It’s been about a year now since Kansas University launched an effort to recruit 12 high-profile researchers from other institutions, and no hires have yet been announced.
But that does not mean progress hasn’t been made, KU leaders say.
“We made a lot of progress in the sense that these kinds of recruitments involve an awful lot, and they take awhile,” KU Provost Jeff Vitter said. “And we want to make sure we do it right.”
Last fall, KU began its search for 12 “Foundation Professors”: researchers among the world leaders in their fields who could help boost KU’s profile and solidify its spot in the selective Association of American Universities. The effort is to be paid for in part by an annual $3 million increase in state funding, approved in 2012.
A year later, Vitter says people at KU shouldn’t have to wait too much longer to hear some news on that front. The university should announce its first few Foundation Professor hires during the 2013-14 academic year, he said, and the goal is to make three to four hires per year from then on.
These are not typical job searches. Rather than inviting applicants, KU officials are searching out candidates.

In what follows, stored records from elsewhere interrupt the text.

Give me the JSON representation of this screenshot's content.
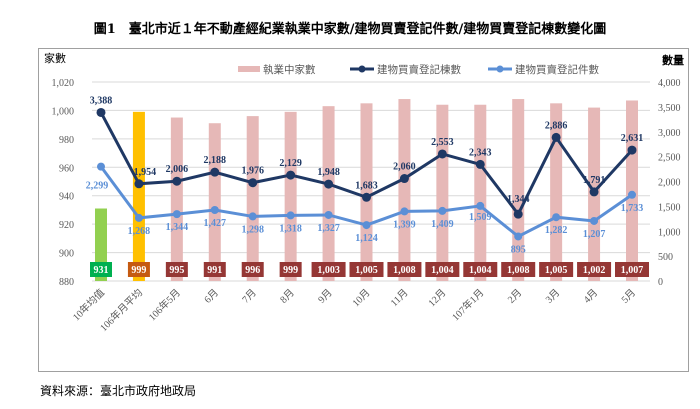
{
  "title": "圖1　臺北市近１年不動產經紀業執業中家數/建物買賣登記件數/建物買賣登記棟數變化圖",
  "source": "資料來源：臺北市政府地政局",
  "chart_data": {
    "type": "bar+line",
    "categories": [
      "10年均值",
      "106年月平均",
      "106年5月",
      "6月",
      "7月",
      "8月",
      "9月",
      "10月",
      "11月",
      "12月",
      "107年1月",
      "2月",
      "3月",
      "4月",
      "5月"
    ],
    "y_left": {
      "label": "家數",
      "range": [
        880,
        1020
      ],
      "ticks": [
        "880",
        "900",
        "920",
        "940",
        "960",
        "980",
        "1,000",
        "1,020"
      ]
    },
    "y_right": {
      "label": "數量",
      "range": [
        0,
        4000
      ],
      "ticks": [
        "0",
        "500",
        "1,000",
        "1,500",
        "2,000",
        "2,500",
        "3,000",
        "3,500",
        "4,000"
      ]
    },
    "grid": true,
    "legend_position": "top",
    "series": [
      {
        "name": "執業中家數",
        "type": "bar",
        "axis": "left",
        "color": "#e6b8b7",
        "values": [
          931,
          999,
          995,
          991,
          996,
          999,
          1003,
          1005,
          1008,
          1004,
          1004,
          1008,
          1005,
          1002,
          1007
        ],
        "labels": [
          "931",
          "999",
          "995",
          "991",
          "996",
          "999",
          "1,003",
          "1,005",
          "1,008",
          "1,004",
          "1,004",
          "1,008",
          "1,005",
          "1,002",
          "1,007"
        ],
        "special_colors": {
          "0": "#92d050",
          "1": "#ffc000"
        },
        "label_box_colors": {
          "0": "#00b050",
          "1": "#c55a11",
          "default": "#953735"
        }
      },
      {
        "name": "建物買賣登記棟數",
        "type": "line",
        "axis": "right",
        "color": "#1f3864",
        "values": [
          3388,
          1954,
          2006,
          2188,
          1976,
          2129,
          1948,
          1683,
          2060,
          2553,
          2343,
          1344,
          2886,
          1791,
          2631
        ],
        "labels": [
          "3,388",
          "1,954",
          "2,006",
          "2,188",
          "1,976",
          "2,129",
          "1,948",
          "1,683",
          "2,060",
          "2,553",
          "2,343",
          "1,344",
          "2,886",
          "1,791",
          "2,631"
        ]
      },
      {
        "name": "建物買賣登記件數",
        "type": "line",
        "axis": "right",
        "color": "#5b8fd6",
        "values": [
          2299,
          1268,
          1344,
          1427,
          1298,
          1318,
          1327,
          1124,
          1399,
          1409,
          1509,
          895,
          1282,
          1207,
          1733
        ],
        "labels": [
          "2,299",
          "1,268",
          "1,344",
          "1,427",
          "1,298",
          "1,318",
          "1,327",
          "1,124",
          "1,399",
          "1,409",
          "1,509",
          "895",
          "1,282",
          "1,207",
          "1,733"
        ]
      }
    ]
  }
}
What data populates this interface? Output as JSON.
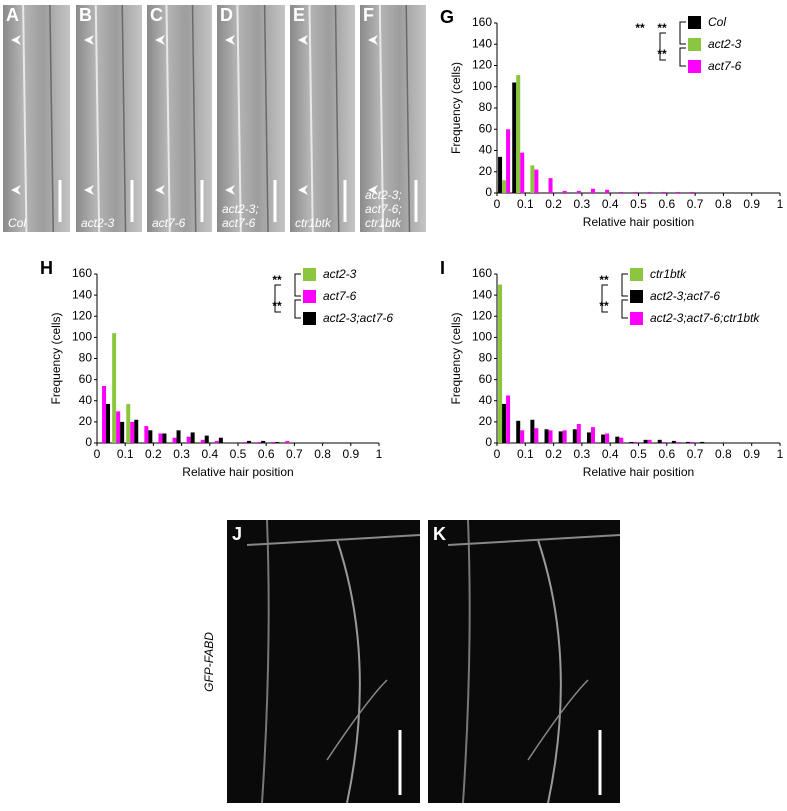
{
  "chart_data": [
    {
      "type": "bar",
      "label": "G",
      "xlabel": "Relative hair position",
      "ylabel": "Frequency (cells)",
      "x": [
        0.025,
        0.075,
        0.125,
        0.175,
        0.225,
        0.275,
        0.325,
        0.375,
        0.425,
        0.475,
        0.525,
        0.575,
        0.625,
        0.675,
        0.725,
        0.775,
        0.825,
        0.875,
        0.925,
        0.975
      ],
      "series": [
        {
          "name": "Col",
          "color": "#000000",
          "values": [
            34,
            104,
            0,
            0,
            0,
            0,
            0,
            0,
            0,
            0,
            0,
            0,
            0,
            0,
            0,
            0,
            0,
            0,
            0,
            0
          ]
        },
        {
          "name": "act2-3",
          "color": "#8cc63f",
          "values": [
            12,
            111,
            26,
            0,
            0,
            0,
            0,
            0,
            0,
            0,
            0,
            0,
            0,
            0,
            0,
            0,
            0,
            0,
            0,
            0
          ]
        },
        {
          "name": "act7-6",
          "color": "#ff00ff",
          "values": [
            60,
            38,
            22,
            14,
            2,
            2,
            4,
            3,
            1,
            1,
            1,
            1,
            1,
            1,
            0,
            0,
            0,
            0,
            0,
            0
          ]
        }
      ],
      "xlim": [
        0,
        1
      ],
      "xticks": [
        0,
        0.1,
        0.2,
        0.3,
        0.4,
        0.5,
        0.6,
        0.7,
        0.8,
        0.9,
        1
      ],
      "ylim": [
        0,
        160
      ],
      "yticks": [
        0,
        20,
        40,
        60,
        80,
        100,
        120,
        140,
        160
      ],
      "annotations": [
        "**",
        "**",
        "**"
      ]
    },
    {
      "type": "bar",
      "label": "H",
      "xlabel": "Relative hair position",
      "ylabel": "Frequency (cells)",
      "x": [
        0.025,
        0.075,
        0.125,
        0.175,
        0.225,
        0.275,
        0.325,
        0.375,
        0.425,
        0.475,
        0.525,
        0.575,
        0.625,
        0.675,
        0.725,
        0.775,
        0.825,
        0.875,
        0.925,
        0.975
      ],
      "series": [
        {
          "name": "act2-3",
          "color": "#8cc63f",
          "values": [
            0,
            104,
            37,
            0,
            0,
            0,
            0,
            0,
            0,
            0,
            0,
            0,
            0,
            0,
            0,
            0,
            0,
            0,
            0,
            0
          ]
        },
        {
          "name": "act7-6",
          "color": "#ff00ff",
          "values": [
            54,
            30,
            20,
            16,
            9,
            5,
            6,
            3,
            2,
            0,
            1,
            1,
            1,
            2,
            0,
            0,
            0,
            0,
            0,
            0
          ]
        },
        {
          "name": "act2-3;act7-6",
          "color": "#000000",
          "values": [
            37,
            20,
            22,
            12,
            9,
            12,
            10,
            7,
            5,
            0,
            2,
            2,
            1,
            0,
            0,
            0,
            0,
            0,
            0,
            0
          ]
        }
      ],
      "xlim": [
        0,
        1
      ],
      "xticks": [
        0,
        0.1,
        0.2,
        0.3,
        0.4,
        0.5,
        0.6,
        0.7,
        0.8,
        0.9,
        1
      ],
      "ylim": [
        0,
        160
      ],
      "yticks": [
        0,
        20,
        40,
        60,
        80,
        100,
        120,
        140,
        160
      ],
      "annotations": [
        "**",
        "**"
      ]
    },
    {
      "type": "bar",
      "label": "I",
      "xlabel": "Relative hair position",
      "ylabel": "Frequency (cells)",
      "x": [
        0.025,
        0.075,
        0.125,
        0.175,
        0.225,
        0.275,
        0.325,
        0.375,
        0.425,
        0.475,
        0.525,
        0.575,
        0.625,
        0.675,
        0.725,
        0.775,
        0.825,
        0.875,
        0.925,
        0.975
      ],
      "series": [
        {
          "name": "ctr1btk",
          "color": "#8cc63f",
          "values": [
            150,
            0,
            0,
            0,
            0,
            0,
            0,
            0,
            0,
            0,
            0,
            0,
            0,
            0,
            0,
            0,
            0,
            0,
            0,
            0
          ]
        },
        {
          "name": "act2-3;act7-6",
          "color": "#000000",
          "values": [
            37,
            21,
            22,
            13,
            11,
            13,
            10,
            8,
            6,
            1,
            3,
            3,
            2,
            1,
            1,
            0,
            0,
            0,
            0,
            0
          ]
        },
        {
          "name": "act2-3;act7-6;ctr1btk",
          "color": "#ff00ff",
          "values": [
            45,
            12,
            14,
            12,
            12,
            18,
            15,
            9,
            5,
            1,
            3,
            1,
            1,
            1,
            0,
            0,
            0,
            0,
            0,
            0
          ]
        }
      ],
      "xlim": [
        0,
        1
      ],
      "xticks": [
        0,
        0.1,
        0.2,
        0.3,
        0.4,
        0.5,
        0.6,
        0.7,
        0.8,
        0.9,
        1
      ],
      "ylim": [
        0,
        160
      ],
      "yticks": [
        0,
        20,
        40,
        60,
        80,
        100,
        120,
        140,
        160
      ],
      "annotations": [
        "**",
        "**"
      ]
    }
  ],
  "micrographs": [
    {
      "letter": "A",
      "caption": [
        "Col"
      ]
    },
    {
      "letter": "B",
      "caption": [
        "act2-3"
      ]
    },
    {
      "letter": "C",
      "caption": [
        "act7-6"
      ]
    },
    {
      "letter": "D",
      "caption": [
        "act2-3;",
        "act7-6"
      ]
    },
    {
      "letter": "E",
      "caption": [
        "ctr1btk"
      ]
    },
    {
      "letter": "F",
      "caption": [
        "act2-3;",
        "act7-6;",
        "ctr1btk"
      ]
    }
  ],
  "confocal": {
    "row_label": "GFP-FABD",
    "panels": [
      {
        "letter": "J"
      },
      {
        "letter": "K"
      }
    ]
  }
}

“They aren’t necessarily looking to move,” said Danny Anderson, dean of KU’s College of Liberal Arts and Sciences. “And they aren’t necessarily able to move immediately. There’s a whole process of exploring the opportunity.”
The types of research leaders that KU is recruiting may have complex operations surrounding them at their current institutions: labs or other facilities, ongoing grants and projects, assistants and other faculty.
To draw them, officials will likely need to arrange for similar things to be provided at KU. That can take time to negotiate, and it will be costly.
The annual $3 million in state funds will pay the salaries of the Foundation Professors and perhaps allow for some research assistants. But the hires will also require somewhere around $20 million in additional startup costs, Vitter said, most of which should come from private fundraising.
With that much at stake, these hires take time to get right.
“The important thing is to truly make transformational hires,” Vitter said.
Anderson said this summer he was actively recruiting one Foundation Professor for the College, and he and other officials would be focused on other candidates soon, as well.
“We’re at the stage of really digging in and moving forward with some of those recruitments,” Anderson said. “We’re going to be as focused and dedicated to getting those hires made this year as we can.”
Another unusual quality of these hires is that they probably won’t necessarily be tied to academic departments. Instead, Vitter said, they’ll focus on “strategic initiatives,” areas where KU is historically strong and where there’s a need in the economies of Kansas and the nation.
Those areas could include biorefining, using materials such as food and natural gas in the production of plastics and other chemicals; water resources; alternative energies; “big data” and analytics, such as in education; and the development of vaccines for infectious diseases.
Some Foundation Professors will be at the center of “cluster hires,” with KU hiring other faculty to assist in the same areas of research. Current faculty members are likely to be part of those clusters, as well.
“We have great faculty at KU,” Vitter said. “That’s why we’re seeking to have even more great faculty at KU.”
KU began a Bold Aspirations Visitor and Lecture Series in 2012-13 in part to make connections leading to possible Foundation Professor hires, Vitter said, as well as to help current faculty connect to research leaders who could open opportunities for them.
Visitors in the series in the past year included a computer scientist from Columbia University, a child-welfare researcher from the University of Washington and an economist from the University of California-Berkeley.
The hope for the new researchers, Vitter said, is that they will help produce knowledge that could help the world and contribute to Kansas’ economy, while also preserving the AAU membership that he and other leaders say is all-important for KU.
“It is more than just a mark of quality,” Vitter said. “It’s a drawing power that brings to KU tremendous faculty and students. And it’s a drawing power for corporations.”